In 1858, Abraham Lincoln ran for the Senate in Illinois and, invoking a Bible he had carefully read and often disputed, declared, “A house divided against itself cannot stand.” He was talking about slavery, but he may as well have been previewing the Republican Party in 2012—in the Silver State and beyond.
Nevada Republicans recently held their convention, where supporters of libertarian Republican and noted medieval philosopher Ron Paul took over the party, ousted the national committee folks and elected 22 of the 28 delegates to the national convention. If the Republican caucus mattered, Mitt Romney should have won most of them. Apparently, the caucus didn’t matter.
This has inspired the Republican National Committee and Romney campaign to say, in so many words, they will ignore the state GOP’s existence and go off on their own. Apparently, the campaigns of GOP Sen. Dean Heller and Rep. Joe Heck will join them.
Gov. Brian Sandoval has wanted to rebuild the Nevada Republican Party and enhance his influence over it—much as Sen. Harry Reid did with the Democratic Party for the 2008 caucuses. Clearly, Sandoval isn’t getting too far.
Paul never will be president or control the national GOP (though he may well hope that his son, Rand, will). But even as he suspended his presidential campaign, he urged his supporters to keep fighting, which can only hurt Romney. If the election proves close (and it may; Romney can count on many voters to ignore their best interests), he will need a united GOP nationally and in Nevada.
What Paul’s supporters have done speaks to Romney’s difficulties in winning over his party, as reflected in a recent Gallup poll showing 80 percent of Democrats happy with Barack Obama but less than 60 percent of Republicans feeling similarly about Romney.
Nevada Republicans reflect these divisions, and not just about their presumed presidential candidate. That’s the whole point of the Paul “revolution.” Historically, Nevada has leaned toward libertarianism, except when the federal government was offering money and jobs. In recent years, Nevada has shown signs of social conservatism, and not all of the state’s Republicans are on board with that.

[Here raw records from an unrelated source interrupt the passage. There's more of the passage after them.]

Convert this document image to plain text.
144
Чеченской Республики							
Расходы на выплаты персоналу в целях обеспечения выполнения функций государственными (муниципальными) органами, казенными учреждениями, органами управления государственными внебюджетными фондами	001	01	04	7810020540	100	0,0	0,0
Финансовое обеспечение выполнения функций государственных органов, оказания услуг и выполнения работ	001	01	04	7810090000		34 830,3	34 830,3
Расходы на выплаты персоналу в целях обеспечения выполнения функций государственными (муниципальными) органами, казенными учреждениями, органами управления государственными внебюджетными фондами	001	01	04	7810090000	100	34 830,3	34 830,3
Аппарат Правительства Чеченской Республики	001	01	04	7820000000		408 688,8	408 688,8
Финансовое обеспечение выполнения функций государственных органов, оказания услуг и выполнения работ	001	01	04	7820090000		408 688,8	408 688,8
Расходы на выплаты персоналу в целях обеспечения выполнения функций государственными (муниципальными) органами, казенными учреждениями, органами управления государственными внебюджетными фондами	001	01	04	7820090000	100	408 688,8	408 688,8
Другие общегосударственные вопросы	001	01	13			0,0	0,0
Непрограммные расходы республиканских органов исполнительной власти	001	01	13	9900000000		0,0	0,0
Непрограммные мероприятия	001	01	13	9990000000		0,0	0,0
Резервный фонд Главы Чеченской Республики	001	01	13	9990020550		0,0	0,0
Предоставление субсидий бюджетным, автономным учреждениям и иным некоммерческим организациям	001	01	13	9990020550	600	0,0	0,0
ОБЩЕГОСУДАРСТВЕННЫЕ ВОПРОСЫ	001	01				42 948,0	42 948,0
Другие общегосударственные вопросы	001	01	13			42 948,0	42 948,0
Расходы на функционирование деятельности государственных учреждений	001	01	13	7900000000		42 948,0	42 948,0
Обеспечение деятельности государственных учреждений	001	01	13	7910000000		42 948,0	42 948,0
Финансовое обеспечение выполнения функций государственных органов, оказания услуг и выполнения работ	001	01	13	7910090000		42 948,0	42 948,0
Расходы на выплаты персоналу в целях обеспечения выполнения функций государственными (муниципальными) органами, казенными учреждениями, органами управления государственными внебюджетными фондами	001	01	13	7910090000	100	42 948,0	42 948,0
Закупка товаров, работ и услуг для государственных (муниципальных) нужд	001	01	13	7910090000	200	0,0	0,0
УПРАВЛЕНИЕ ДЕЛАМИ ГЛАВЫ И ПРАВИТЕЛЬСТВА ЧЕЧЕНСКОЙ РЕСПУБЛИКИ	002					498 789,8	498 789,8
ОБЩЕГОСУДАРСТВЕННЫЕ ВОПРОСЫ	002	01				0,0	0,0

All of which could affect several races. Heller, Heck and other GOP candidates need to tread carefully. Hitching their wagons to Romney could offend a significant percentage of their fellow Republicans. But pandering to Paul could offend the social conservatives who are likely to back Romney. And while Romney compromises himself daily, compromise is a dirty word to Paul’s army.

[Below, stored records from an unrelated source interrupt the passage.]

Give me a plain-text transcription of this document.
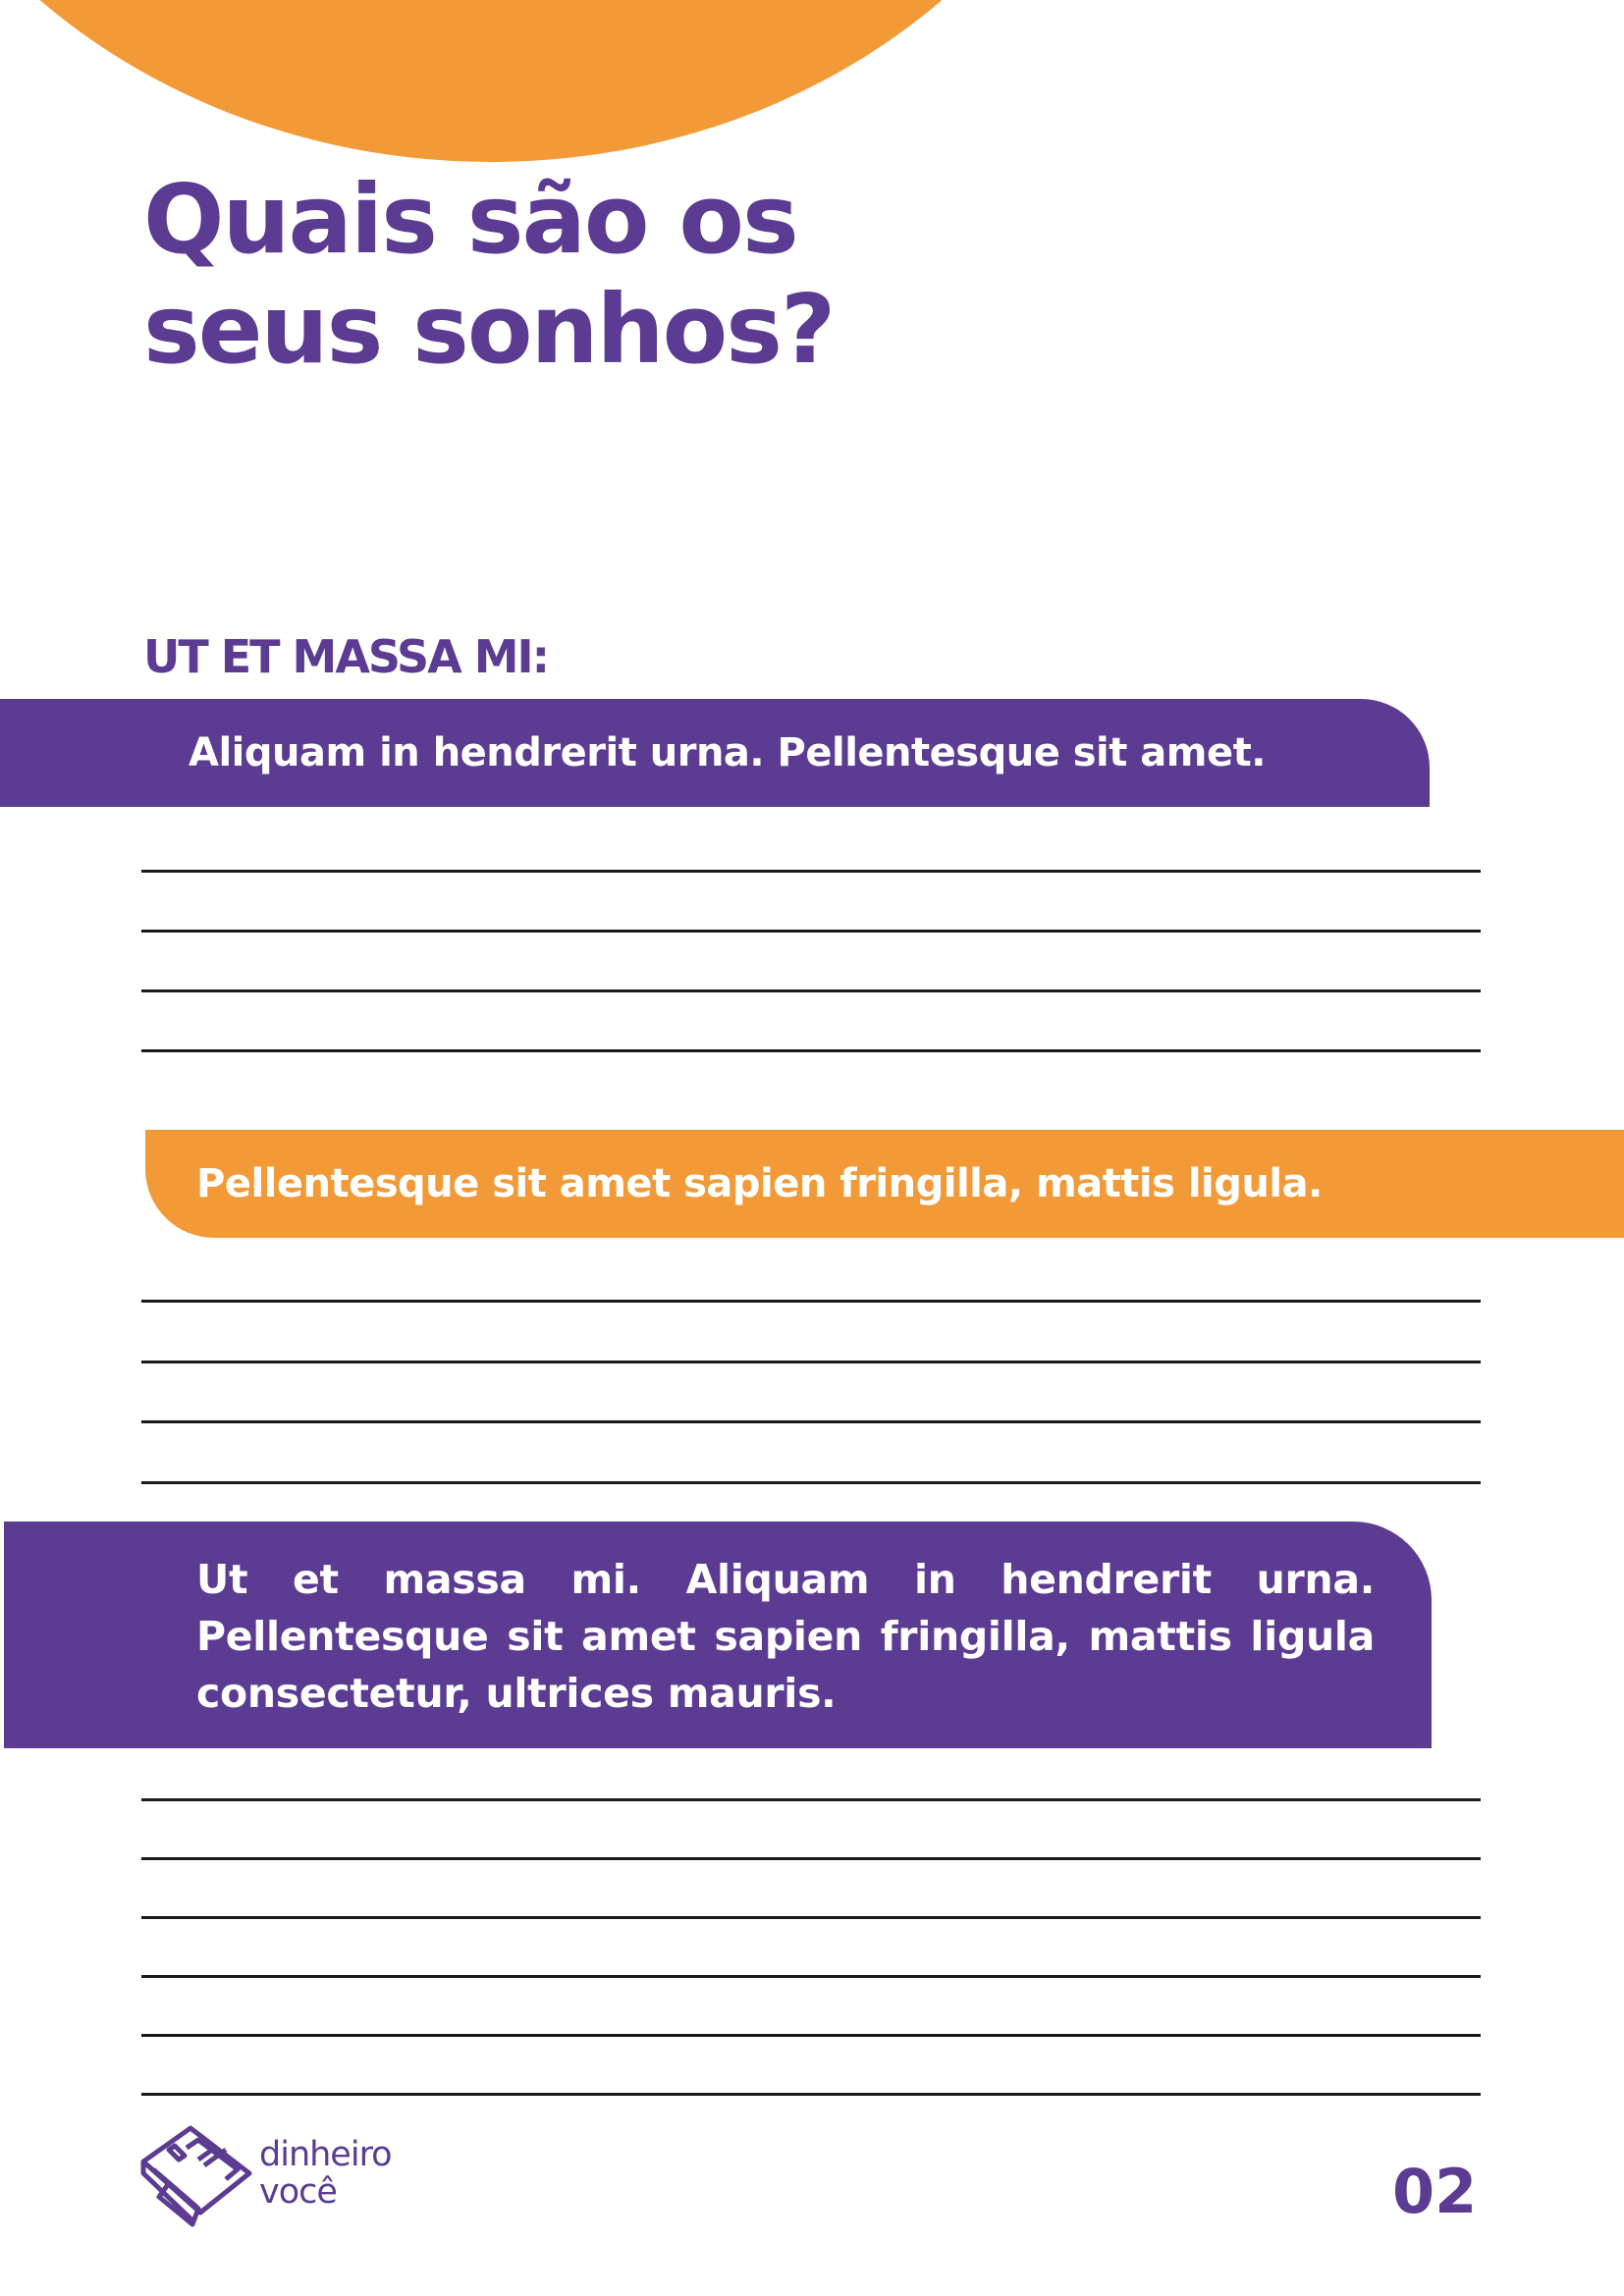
Quais são os
seus sonhos?
UT ET MASSA MI:
Aliquam in hendrerit urna. Pellentesque sit amet.
Pellentesque sit amet sapien fringilla, mattis ligula.

Ut et massa mi. Aliquam in hendrerit urna. Pellentesque sit amet sapien fringilla, mattis ligula consectetur, ultrices mauris.

dinheiro
você	02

What’s ironic is that the Nevada GOP’s increasingly libertarian leanings could end up being truer to its party’s past. Consider Gov. Chris Christie of New Jersey, who recently vetoed a gay-marriage bill, saying a matter this important should be left to the voters. But Lincoln’s whole point about his opposition to popular sovereignty—or letting voters in territories decide whether to have slavery, a stance supported by Lincoln’s great Illinois rival, Stephen Douglas—is that rights cannot be open to majority vote.
Christie has positioned himself on the wrong side of history, and so have many of his fellow Republicans.
Nevada Republicans could take a stand against government interference and for liberty—and in the process support the lawsuit now pending against the Nevada Constitution’s ban on gay marriage. That, in turn, would impale Heller, Heck and Co. on the horns of another dilemma, given that Obama recently came out in support of gay marriage and Romney was for it before he was against it (or something like that).
As Lincoln also said, “Stand with anybody that stands right. Stand with him while he is right, and part with him when he goes wrong.”
Green is a professor of history at the College of Southern Nevada.